The Wizards aren't the sort of team that can afford to have their shooting guard on the bench in a suit and their best player gamely trying to play through seven different sprains and bruises. Marcin Gortat and Nene Hilario work well together, but neither provides much more than abject solidness. Otto Porter, Garrett Temple, and Ramon Sessions are a troika of meh. Rasual Butler performed a convincing Ray Allen impression for two months and has since reverted back to impersonating a warm body. Martell Webster has been useless and Kevin Seraphin's greatest skill continues to be tallness. Perhaps the scorching victories over a cupcake-laden early-season schedule and the subsequent hypestorm warped popular perception of what is, upon sober examination, a depth-deficient roster that needs to remain fully intact to have any prayer of making it out of the Eastern Conference.
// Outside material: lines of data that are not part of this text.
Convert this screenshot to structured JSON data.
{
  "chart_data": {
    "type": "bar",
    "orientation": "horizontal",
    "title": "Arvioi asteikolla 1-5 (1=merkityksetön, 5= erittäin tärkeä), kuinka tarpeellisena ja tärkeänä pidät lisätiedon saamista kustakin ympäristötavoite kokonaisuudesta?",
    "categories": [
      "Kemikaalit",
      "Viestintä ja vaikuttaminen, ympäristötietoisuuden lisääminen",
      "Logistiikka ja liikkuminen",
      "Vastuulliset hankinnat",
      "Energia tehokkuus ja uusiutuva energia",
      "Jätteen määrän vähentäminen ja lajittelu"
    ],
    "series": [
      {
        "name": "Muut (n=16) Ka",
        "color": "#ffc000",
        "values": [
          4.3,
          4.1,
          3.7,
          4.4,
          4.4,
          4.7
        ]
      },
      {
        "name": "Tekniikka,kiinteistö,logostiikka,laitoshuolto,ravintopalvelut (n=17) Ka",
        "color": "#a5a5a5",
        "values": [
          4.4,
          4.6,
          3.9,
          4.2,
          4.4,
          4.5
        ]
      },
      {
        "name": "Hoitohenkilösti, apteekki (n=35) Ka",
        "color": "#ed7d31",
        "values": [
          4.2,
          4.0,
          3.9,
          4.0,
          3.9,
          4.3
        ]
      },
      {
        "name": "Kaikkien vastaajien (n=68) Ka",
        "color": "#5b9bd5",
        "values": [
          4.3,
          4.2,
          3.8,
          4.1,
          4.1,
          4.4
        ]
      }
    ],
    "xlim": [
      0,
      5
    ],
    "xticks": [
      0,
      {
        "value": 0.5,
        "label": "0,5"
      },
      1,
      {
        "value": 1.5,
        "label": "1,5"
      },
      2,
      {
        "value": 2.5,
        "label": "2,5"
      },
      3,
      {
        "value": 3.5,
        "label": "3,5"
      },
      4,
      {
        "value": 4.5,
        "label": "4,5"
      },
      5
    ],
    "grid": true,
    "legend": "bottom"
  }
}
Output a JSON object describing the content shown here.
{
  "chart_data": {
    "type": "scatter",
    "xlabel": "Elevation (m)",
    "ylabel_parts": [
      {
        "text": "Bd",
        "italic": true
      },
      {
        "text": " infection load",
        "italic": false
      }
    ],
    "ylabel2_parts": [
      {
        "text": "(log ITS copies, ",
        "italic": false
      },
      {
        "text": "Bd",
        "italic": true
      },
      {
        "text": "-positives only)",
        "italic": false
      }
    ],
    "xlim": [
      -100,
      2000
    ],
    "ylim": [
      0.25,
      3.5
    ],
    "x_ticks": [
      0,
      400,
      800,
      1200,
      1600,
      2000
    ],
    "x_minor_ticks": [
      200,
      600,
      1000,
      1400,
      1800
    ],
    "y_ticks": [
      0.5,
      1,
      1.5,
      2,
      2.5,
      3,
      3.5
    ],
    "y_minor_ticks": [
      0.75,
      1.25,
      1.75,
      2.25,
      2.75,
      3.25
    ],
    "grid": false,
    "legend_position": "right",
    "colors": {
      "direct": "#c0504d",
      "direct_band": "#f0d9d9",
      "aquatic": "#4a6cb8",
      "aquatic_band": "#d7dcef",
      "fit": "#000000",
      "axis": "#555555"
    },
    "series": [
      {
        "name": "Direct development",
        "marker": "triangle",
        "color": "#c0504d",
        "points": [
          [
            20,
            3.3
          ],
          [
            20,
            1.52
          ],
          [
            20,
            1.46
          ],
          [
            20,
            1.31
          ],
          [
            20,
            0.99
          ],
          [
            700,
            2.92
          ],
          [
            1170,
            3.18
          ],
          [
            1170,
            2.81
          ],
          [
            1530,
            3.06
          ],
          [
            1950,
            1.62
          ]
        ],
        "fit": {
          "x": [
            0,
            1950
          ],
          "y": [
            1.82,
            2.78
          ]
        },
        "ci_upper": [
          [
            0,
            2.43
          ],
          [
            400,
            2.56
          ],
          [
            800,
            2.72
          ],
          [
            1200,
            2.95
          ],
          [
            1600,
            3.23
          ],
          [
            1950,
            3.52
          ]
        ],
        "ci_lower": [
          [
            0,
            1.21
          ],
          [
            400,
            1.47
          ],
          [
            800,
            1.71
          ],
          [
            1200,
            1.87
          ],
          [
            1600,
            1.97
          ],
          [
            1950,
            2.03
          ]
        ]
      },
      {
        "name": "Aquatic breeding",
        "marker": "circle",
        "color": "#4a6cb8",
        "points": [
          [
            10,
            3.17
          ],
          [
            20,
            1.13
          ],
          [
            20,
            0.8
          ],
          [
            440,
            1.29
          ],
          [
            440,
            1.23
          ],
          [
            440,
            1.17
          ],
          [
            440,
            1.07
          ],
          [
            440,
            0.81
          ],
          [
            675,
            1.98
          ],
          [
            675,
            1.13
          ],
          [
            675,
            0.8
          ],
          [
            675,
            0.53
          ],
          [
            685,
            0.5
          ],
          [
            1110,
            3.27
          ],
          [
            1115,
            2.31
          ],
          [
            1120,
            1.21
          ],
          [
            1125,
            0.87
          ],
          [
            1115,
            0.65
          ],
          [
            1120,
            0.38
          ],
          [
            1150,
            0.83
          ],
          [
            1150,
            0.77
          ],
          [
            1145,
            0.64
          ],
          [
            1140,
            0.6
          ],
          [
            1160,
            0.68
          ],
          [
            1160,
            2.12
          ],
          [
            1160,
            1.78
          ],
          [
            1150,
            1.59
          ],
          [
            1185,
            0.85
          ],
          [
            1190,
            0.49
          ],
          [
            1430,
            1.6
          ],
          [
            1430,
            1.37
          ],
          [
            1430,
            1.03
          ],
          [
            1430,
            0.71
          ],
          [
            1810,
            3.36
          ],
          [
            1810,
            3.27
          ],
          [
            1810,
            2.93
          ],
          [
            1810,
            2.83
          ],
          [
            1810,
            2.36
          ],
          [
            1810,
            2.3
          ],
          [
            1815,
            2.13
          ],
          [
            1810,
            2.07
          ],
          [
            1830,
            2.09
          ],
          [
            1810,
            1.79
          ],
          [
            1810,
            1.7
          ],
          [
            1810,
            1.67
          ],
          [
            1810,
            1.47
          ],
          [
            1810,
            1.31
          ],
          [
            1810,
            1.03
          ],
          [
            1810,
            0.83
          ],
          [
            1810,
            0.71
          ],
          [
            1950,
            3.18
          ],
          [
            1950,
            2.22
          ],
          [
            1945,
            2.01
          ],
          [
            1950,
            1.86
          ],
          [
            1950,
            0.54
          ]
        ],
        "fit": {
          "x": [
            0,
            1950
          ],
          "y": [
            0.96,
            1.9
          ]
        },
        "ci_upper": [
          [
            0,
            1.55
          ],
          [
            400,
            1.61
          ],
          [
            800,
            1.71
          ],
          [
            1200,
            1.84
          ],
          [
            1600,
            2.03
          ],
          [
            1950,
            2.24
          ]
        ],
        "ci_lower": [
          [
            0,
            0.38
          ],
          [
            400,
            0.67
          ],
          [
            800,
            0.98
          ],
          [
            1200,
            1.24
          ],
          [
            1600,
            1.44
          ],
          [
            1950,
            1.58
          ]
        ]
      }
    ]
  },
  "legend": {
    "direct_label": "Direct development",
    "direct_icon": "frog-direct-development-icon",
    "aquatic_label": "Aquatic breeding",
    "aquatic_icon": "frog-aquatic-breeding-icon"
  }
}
There are plenty of middling-to-goodish teams that fit that description, and all is not lost in Washington. The Wizards are a good team, albeit one whose issues demand a John Wall who is not just humming along healthily but one producing a sound like a space shuttle launch having angry sex with an air raid siren. Perhaps this season's inevitable-seeming sour ending will rid the franchise of Wittman, and we'll see what this squad can do under the stewardship of someone willing and able to draw up a play every once in a while.

Until then, there's nothing for the Wiz to do but ride out this spell of putridity. Those since-dashed dreams of title contention might have been less foolish than ill-timed. Teams can emerge from disasters like this as stronger, smarter units. They usually get a new coach in the deal, too, which will help.